Let’s start the review.
No one expects a princess to be brutal. And Lada Dragwlya likes it that way. Ever since she and her gentle younger brother, Radu, were wrenched from their homeland of Wallachia and abandoned by their father to be raised in the Ottoman courts, Lada has known that being ruthless is the key to survival. She and Radu are doomed to act as pawns in a vicious game, an unseen sword hovering over their every move. For the lineage that makes them special also makes them targets.
Lada despises the Ottomans and bides her time, planning her vengeance for the day when she can return to Wallachia and claim her birthright. Radu longs only for a place where he feels safe. And when they meet Mehmed, the defiant and lonely son of the sultan, Radu feels that he’s made a true friend—and Lada wonders if she’s finally found someone worthy of her passion.
But Mehmed is heir to the very empire that Lada has sworn to fight against—and that Radu now considers home. Together, Lada, Radu, and Mehmed form a toxic triangle that strains the bonds of love and loyalty to the breaking point.
Rating: 5 stars
Let me start off by saying that I’m frustrated with myself for waiting so long to finally read this book. But I’ll be honest…with all the hype surrounding this book/trilogy, I was completely nervous about it. I thought the concept was excellent, and I wanted to love it, but I couldn’t stop the tiny nagging voice that wondered if the book would let me down.
So if you find yourself having that voice, push it back to the deep dark recesses of your mind and just dive into this book. Trust me, it is absolutely worth the read.
Yes, Lada is a brutal, harsh, and violent young woman, but it is utterly refreshing to follow the story of a female who isn’t all prim and proper and doubtful and girly. Lada is tough where her brother is soft, and it made for such a fascinating read.
If you didn’t already know, this trilogy is a gender-swapped retelling of Vlad the Impaler, so Lada is not meant to be a dainty female character.
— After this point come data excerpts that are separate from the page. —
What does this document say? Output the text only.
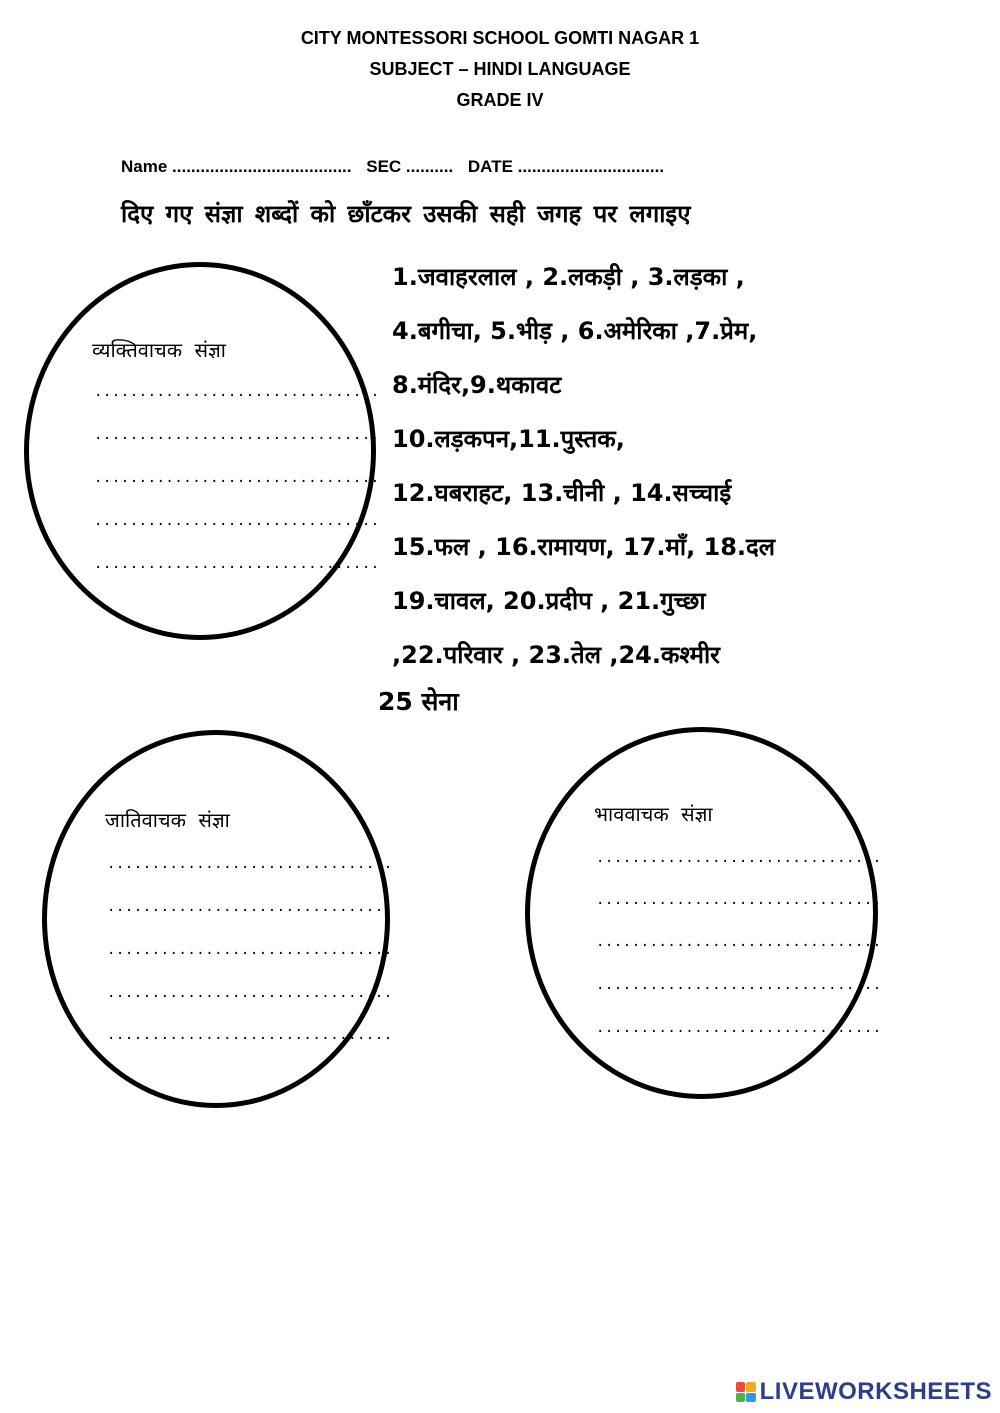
CITY MONTESSORI SCHOOL GOMTI NAGAR 1
SUBJECT – HINDI LANGUAGE
GRADE IV
Name ...................................... SEC .......... DATE ...............................
दिए गए संज्ञा शब्दों को छाँटकर उसकी सही जगह पर लगाइए
1.जवाहरलाल , 2.लकड़ी , 3.लड़का ,
4.बगीचा, 5.भीड़ , 6.अमेरिका ,7.प्रेम,
8.मंदिर,9.थकावट
10.लड़कपन,11.पुस्तक,
12.घबराहट, 13.चीनी , 14.सच्चाई
15.फल , 16.रामायण, 17.माँ, 18.दल
19.चावल, 20.प्रदीप , 21.गुच्छा
,22.परिवार , 23.तेल ,24.कश्मीर
25 सेना
व्यक्तिवाचक संज्ञा
................................
................................
................................
................................
................................
जातिवाचक संज्ञा
................................
................................
................................
................................
................................
भाववाचक संज्ञा
................................
................................
................................
................................
................................
LIVEWORKSHEETS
But it was great how quickly I sank into this story, and how quickly I accepted Lada’s personality. Following the early years of her life and seeing how all of it helped to form her into the person she is by the end and through the rest of the books was just incredible.
I lost myself in this story, being swept away by following all three of the main characters, and seeing all the twists and turns that came along as the story progressed. The story went by so quickly, which was impressive considering the length of the story.
And in writing up this review, I’ve now worked up the urge to jump into the second book. Maybe I can pick it up after I finish King of Scars. However, this is supposed to be Fantastic February, where I read fantasy books, and sadly this trilogy is historical, not fantastical. But I will get to book two soon.